6 Q's to ask when researching business VoIP phone systems (Part 2)
Today is the 2nd of 3 articles detailing what I think are the 6 most important questions you must answer when researching business VoIP phone systems. The first article is here: 6 Q's to ask when researching business VoIP phone systems (Part 1).
Here are the 6 Questions:
- What do I need my phone system to do?
- Do I need VoIP to acheive my communication goals?
- Do I have enough bandwidth to implement VoIP?
- Is my network ready for a VoIP system?
- Will I need any analogue lines?
- What is Unified Communications...and do I need it?
Yesterday, I covered the first two questions. Today, we look at the 2nd - way less sexy - two questions.
Question 3: Do I have enough bandwidth to implement VoIP?
I wrote an article on this - It's almost never enough bandwidth. (It's an article I really like for a number of reasons)

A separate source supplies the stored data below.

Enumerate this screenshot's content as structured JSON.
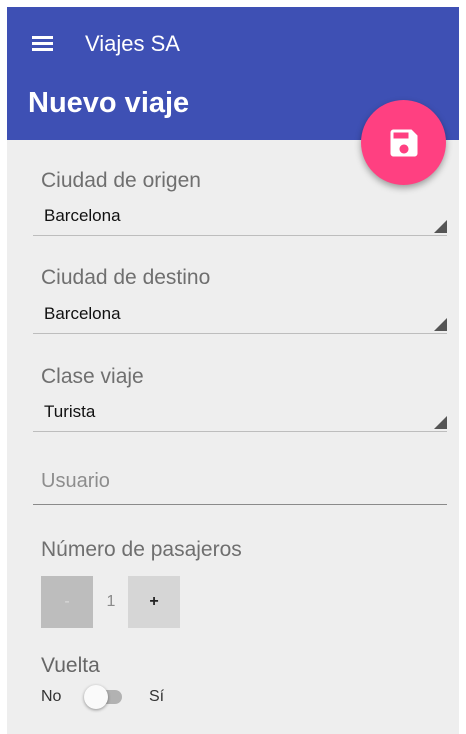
{
  "app": {
    "title": "Viajes SA",
    "page_title": "Nuevo viaje",
    "primary_color": "#3e50b4",
    "accent_color": "#ff4081",
    "background_color": "#eeeeee"
  },
  "toolbar": {
    "menu_icon": "menu-icon",
    "save_icon": "save-icon"
  },
  "form": {
    "origin": {
      "label": "Ciudad de origen",
      "value": "Barcelona"
    },
    "destination": {
      "label": "Ciudad de destino",
      "value": "Barcelona"
    },
    "class": {
      "label": "Clase viaje",
      "value": "Turista"
    },
    "user": {
      "placeholder": "Usuario",
      "value": ""
    },
    "passengers": {
      "label": "Número de pasajeros",
      "decrement": "-",
      "value": "1",
      "increment": "+"
    },
    "return": {
      "label": "Vuelta",
      "off_text": "No",
      "on_text": "Sí",
      "checked": false
    }
  }
}
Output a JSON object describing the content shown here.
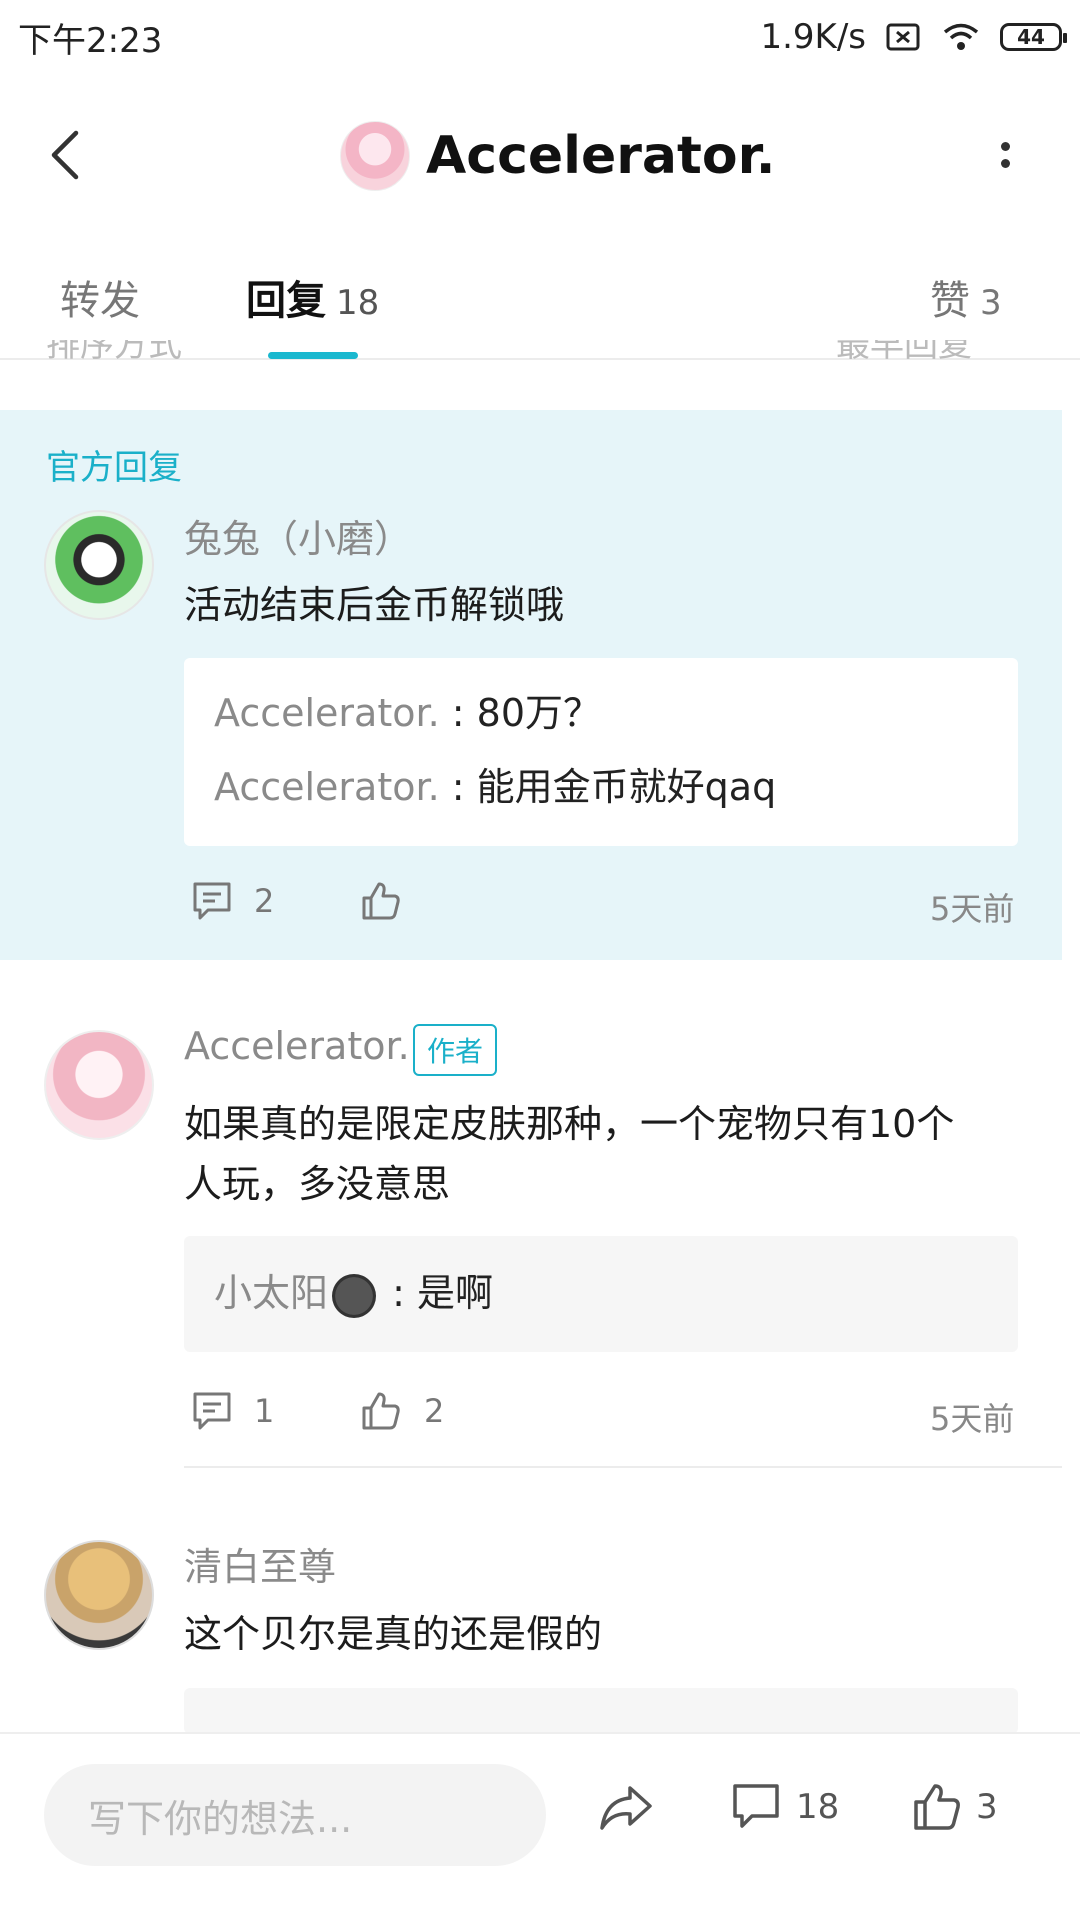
{
  "status_bar": {
    "time": "下午2:23",
    "speed": "1.9K/s",
    "battery": "44",
    "icons": [
      "sim-off-icon",
      "wifi-icon",
      "battery-icon"
    ]
  },
  "header": {
    "title": "Accelerator.",
    "icons": [
      "back-icon",
      "more-icon"
    ]
  },
  "tabs": [
    {
      "label": "转发",
      "count": ""
    },
    {
      "label": "回复",
      "count": "18"
    },
    {
      "label": "赞",
      "count": "3"
    }
  ],
  "sort_bar": {
    "left": "排序方式",
    "right": "最早回复"
  },
  "official_reply": {
    "section_label": "官方回复",
    "username": "兔兔（小磨）",
    "content": "活动结束后金币解锁哦",
    "replies": [
      {
        "user": "Accelerator.",
        "sep": " : ",
        "text": "80万？"
      },
      {
        "user": "Accelerator.",
        "sep": " : ",
        "text": "能用金币就好qaq"
      }
    ],
    "reply_count": "2",
    "like_count": "",
    "time": "5天前"
  },
  "comments": [
    {
      "username": "Accelerator.",
      "badge": "作者",
      "content_line1": "如果真的是限定皮肤那种，一个宠物只有10个",
      "content_line2": "人玩，多没意思",
      "reply_user": "小太阳",
      "reply_sep": " : ",
      "reply_text": "是啊",
      "reply_count": "1",
      "like_count": "2",
      "time": "5天前"
    },
    {
      "username": "清白至尊",
      "content": "这个贝尔是真的还是假的"
    }
  ],
  "bottom_bar": {
    "input_placeholder": "写下你的想法...",
    "comment_count": "18",
    "like_count": "3",
    "icons": [
      "share-icon",
      "comment-icon",
      "like-icon"
    ]
  },
  "colors": {
    "accent": "#1ab8cf",
    "official_bg": "#e6f5f9",
    "quote_bg": "#f6f6f6"
  }
}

In summary, you've got to be aware that VoIP is sending your voice over the internet, and if you don't have a big enough internet pipe to send your phone calls and your data 'stuff' all at the same time, there is going to be trouble.
How much bandwidth do you need? Well, there are several factors:
- How much data do you send over your internet connection? I know it sounds like that should be a given, but how often do we really think about how much information we send over our internet connection?
- How much does the phone system compress the voice packets? (This refers to the type of 'codec' the system uses. codec = compression/decompression) What this means is that when you talk into your phone, it "compresses" your voice into a little data packet to send it over the internet (think UPS for phone calls). There are a range of compression rates, and therefore there are a range of 'sizes' for voice packets depending on which system you are going to use.
- How heavy is our call volume? Again, I know it may seem obvious, but you need to ask yourself: What is the greatest number of people our company will have on the phone at one time at any given time?
- Will you be doing any video calling? (The Digium Switchvox comes with video calling...and it takes more bandwidth.
Once you have a sense of the compression rate of the VoIP system you're looking at and you know about how many "concurrent" phone calls you will make at your busiest times, you can just multiply the two together to figure out how much "voice bandwidth" you'll need. (e.g 42kbps/call x 10 calls = 420kbps, or approx. .5mgs)
Question 4: Is my network ready for a VoIP system?
Let me be brief on this for now. When you implement VoIP, you will be running all of your voice traffic over your internet connection. That means:
- Your phone calls will be sharing space with your data
- Your phone calls will most likely be sharing routers with your data
- Your phone system will require a different level of security than it did when it was just using plain old copper lines
You'll need someone with IT knowledge and knowledge of your network to make sure that - based on your developing list of company needs, goals, and objectives - your network will not only handle VoIP traffic, but that it will be optimized for it. (For basic information on optimizing a network (i.e. QoS), see my article here: It's almost never enough bandwidth. The article is not a "how to," it's a "what is it?")
That's probably enough on this for now. If you have any questions or information you'd like more help with, obviously feel free to comment...
Tomorrow we'll look at Unified Commuications primarily, and I'll round out the list of 6 by looking at whether or not you'll also want to keep a couple of analogue lines hooked up to your system or not.